Git Product home page Git Product logo

reddit-analysis's Introduction

Reddit Analysis Project

The goal of this project is to perform data science and sentiment analysis on various subreddits to determine patterns in how to reach the top post. Below is a sample report.

Click here to see the notebook on training the classifier

Analysis of Top 1000 Submissions in r/Toronto

In this notebook, we will perform sentiment analysis, and some general analysis on the top 1k submissions in r/Toronto using the naive-bayes classification model we built previously, and some other tools. We will be using Seaborn to create plots.

Setup

The dependancies are listed out in requirements.txt.
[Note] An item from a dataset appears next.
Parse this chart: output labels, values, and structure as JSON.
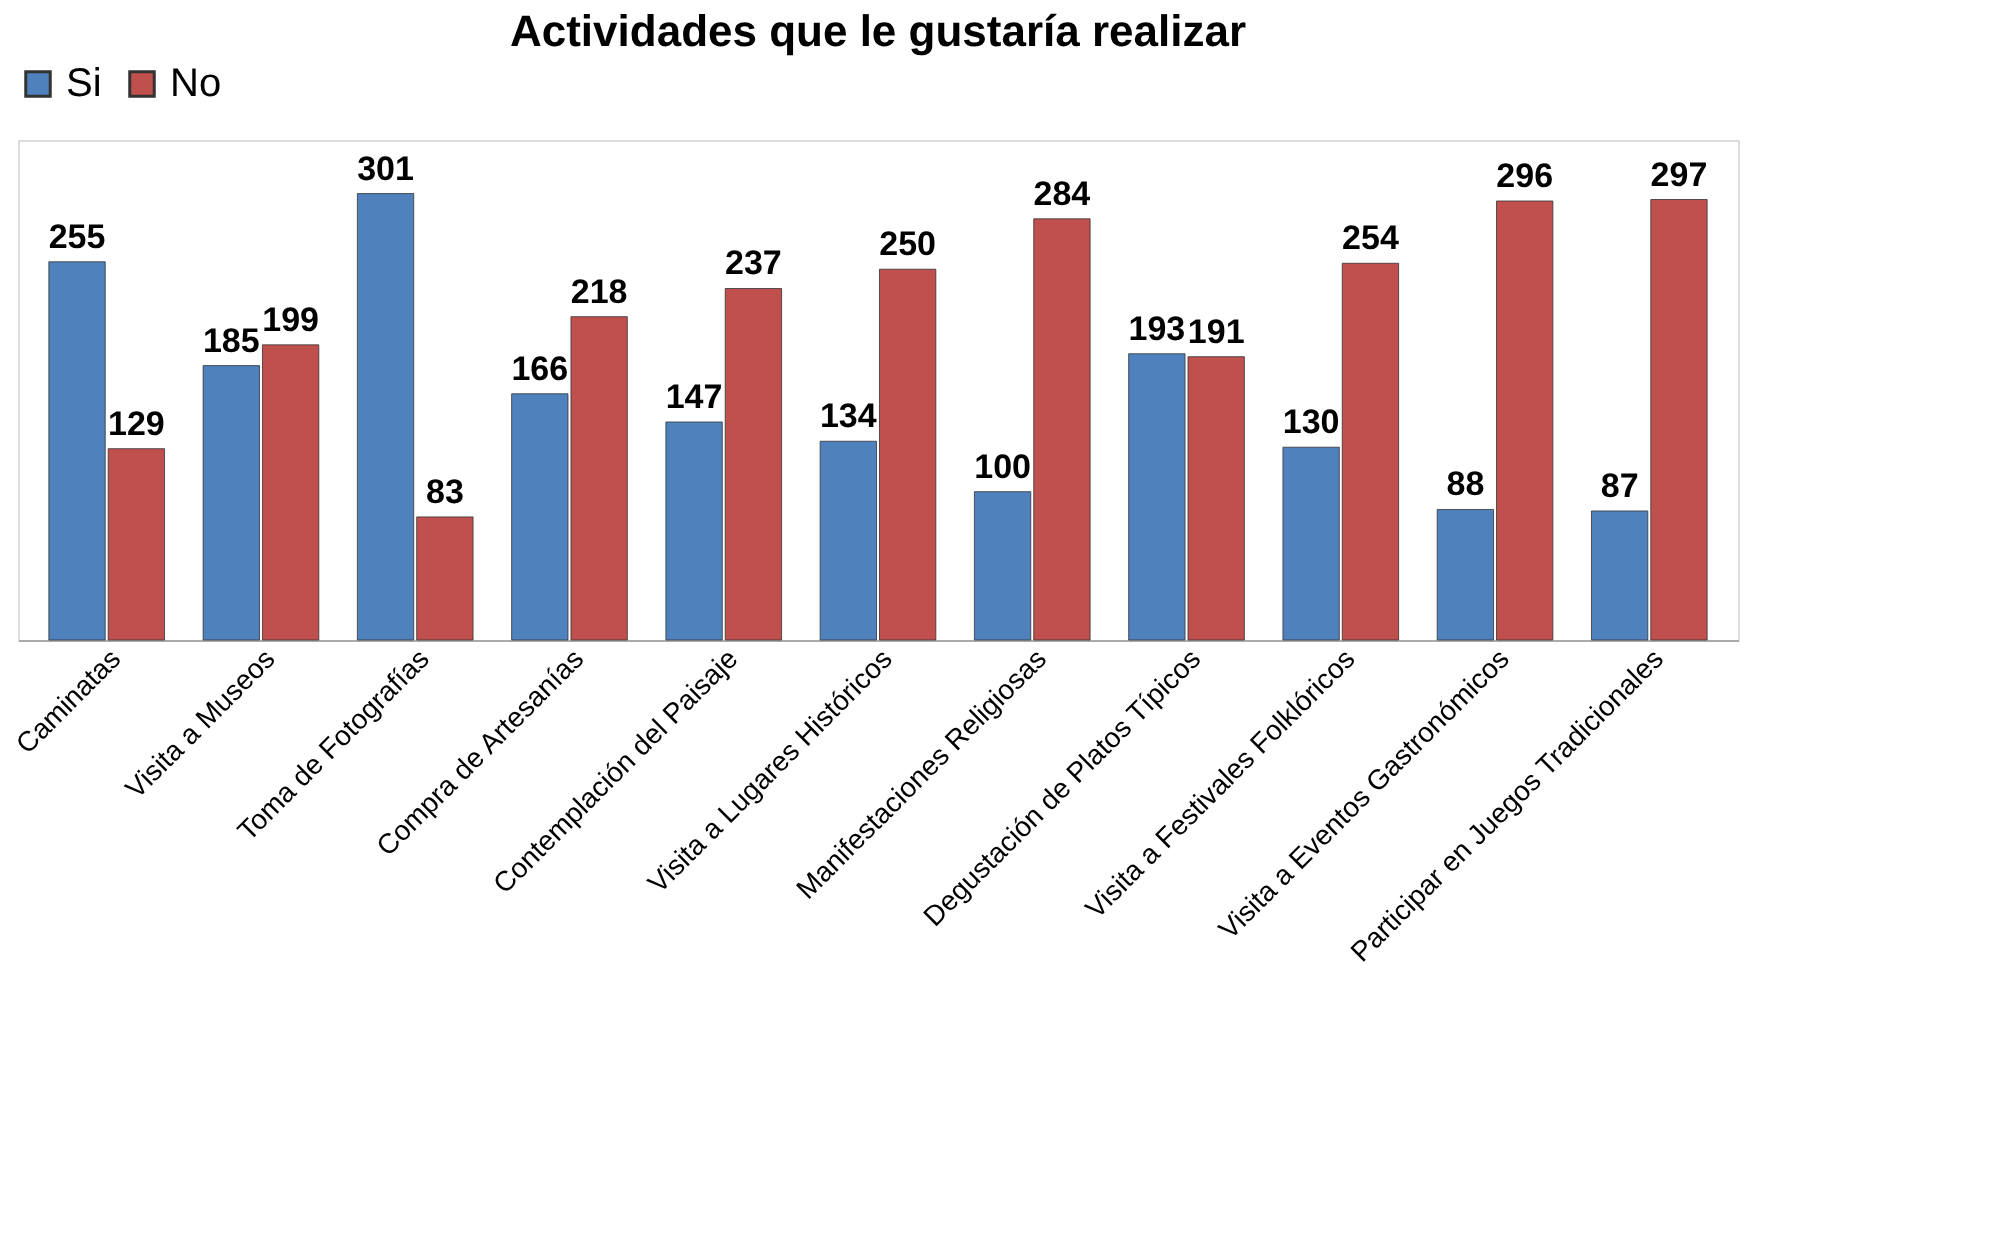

They can be quickly installed with Pip by running the following command

python -m pip -r requirements.txt

import pandas as pd
import pickle
import numpy
import matplotlib.pyplot as plt
import seaborn as sns
from collections import Counter

from nltk.tokenize import sent_tokenize, word_tokenize
from train import cleanup_sentence, sentence_to_dict

sns.set_theme()

TITLE = 'r/Toronto'

Loading our pretrained model

_classifier = open('bin/classifier.o', 'rb')
classifier = pickle.load(_classifier)

Loading Dataset

df = pd.read_csv('data/toronto_dump.csv')
df['author'].convert_dtypes()
df['author'].fillna(value='Unknown', inplace=True)

df['created_utc'] = pd.to_datetime(df['created_utc'], unit='s')

Flairs that made it to top

flairs = df.loc[:]['link_flair_text']

flairs = pd.DataFrame.from_dict(Counter(flairs), orient='index')
flairs = flairs.sort_values(by=0, ascending=False)

ax = sns.countplot(y='link_flair_text', data=df, order=df['link_flair_text'].value_counts().index)
ax = ax.set(title='Flairs in r/Toronto')

png

Pitures, Videos, and news are amongst the top flairs in r/Toronto. There are some flairs which are unavaiable for general usage such as 'Stats Misleading', or 'Fine B O I'.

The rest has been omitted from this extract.